Khatta Meetha - Movie review
Khatta Meetha is a remake of the Malayalam hit Vellanakalude Nadu, made by the same director
Cast: Akshay Kumar, Trisha, Rajpal Yadav, Kulbhushan Kharbanda, Aruna Irani and Neeraj Vora
WHAT IT'S ABOUT: Khatta Meetha is a remake of the Malayalam hit Vellanakalude Nadu, made by the same director. The original was made in the late '80s. Twenty years later, the subject and the narrative seem to have lost steam. Priyan should have spruced up the script, which sadly reminds one of the typical South potboilers of a bygone era. Khatta Meetha revolves around a young road contractor Sachin Tichkule (Akshay Kumar) who's struggling to make ends meet. His family considers him the black sheep though the man has a heart of gold. Sachin resorts to all means to get some contracts -- even if that means locking horns with his college ex-girlfriend who's now become the Municipal Commissioner (Trisha). Finally, it is one tragic incident that brings him back to his senses and that's when Sachin decides to stand by the truth, standing against his own family.

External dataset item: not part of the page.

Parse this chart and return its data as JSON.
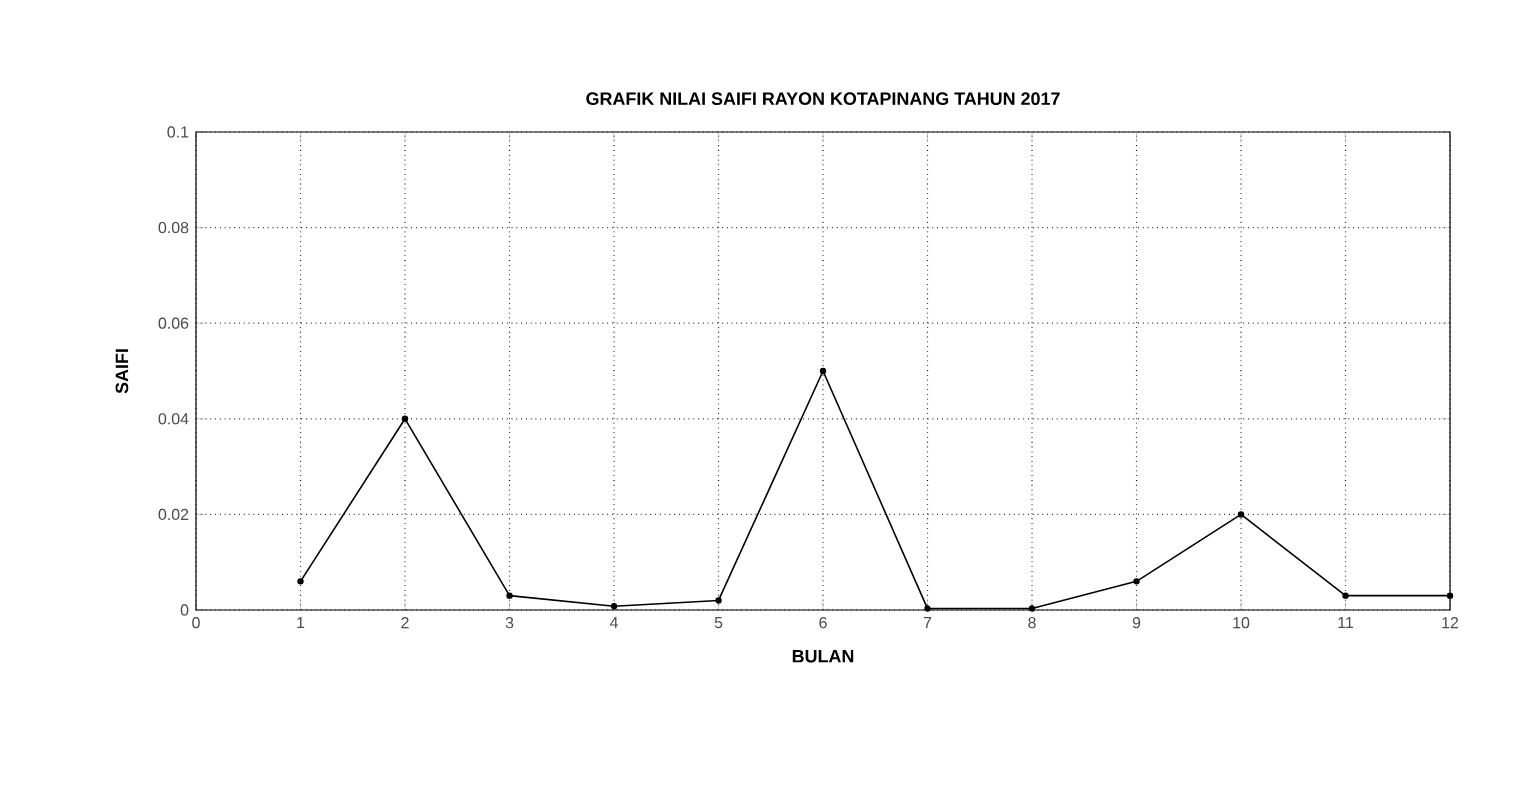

WHAT'S HOT: Khatta Meetha offers a satirical view at present-day bureaucracy and the problems faced by the common man. The intent is sincere even though the film doesn't have much of a story, so the screenplay keeps the film going. The director tries to bring in pathos in the scenes between Akshay and Trisha. The segment of Akshay's relationship with his sister (Urvashi Sharma) has its moments. The film's high point is the fight sequence in the climax -- it's brilliantly captured on camera. It makes you wonder why the actor isn't doing more action films. In fact, Akshay Kumar is the film's only saving grace -- it's his impeccable comic timing and screen presence that holds it together. Playing a common man isn't easy as there is no glamour and heroics to play to the gallery, but Akshay lives up to the challenge. South star Trisha makes a good impact -- she has a certain charm. Urvashi, despite an ill-scripted role, manages to hold her own.
WHAT'S NOT: Priyadarshan fails miserably when it comes to his script, which is outdated and archaic. The story doesn't move forward at all in the first half. The director's over-dependency on comedy scenes has cost him dearly because most of them don't raise any laughter. The road-roller sequence with Johny Lever had potential but it's never-ending to the point that it loses the impact. An unnecessary scene with Asrani talking on the phone seems to have been added at the last minute -- it's a track that has no relevance to the story. And we thought they did away with such 'add-ons' decades ago. Characters are added and then conveniently done away with (Tinnu Anand) without any reasoning. The film explores a variety of genres but they are all half-baked so they serve no purpose at all.
WHAT TO DO: It should be seen only for Akshay's spirited performance in a film that's neither khatta nor meetha.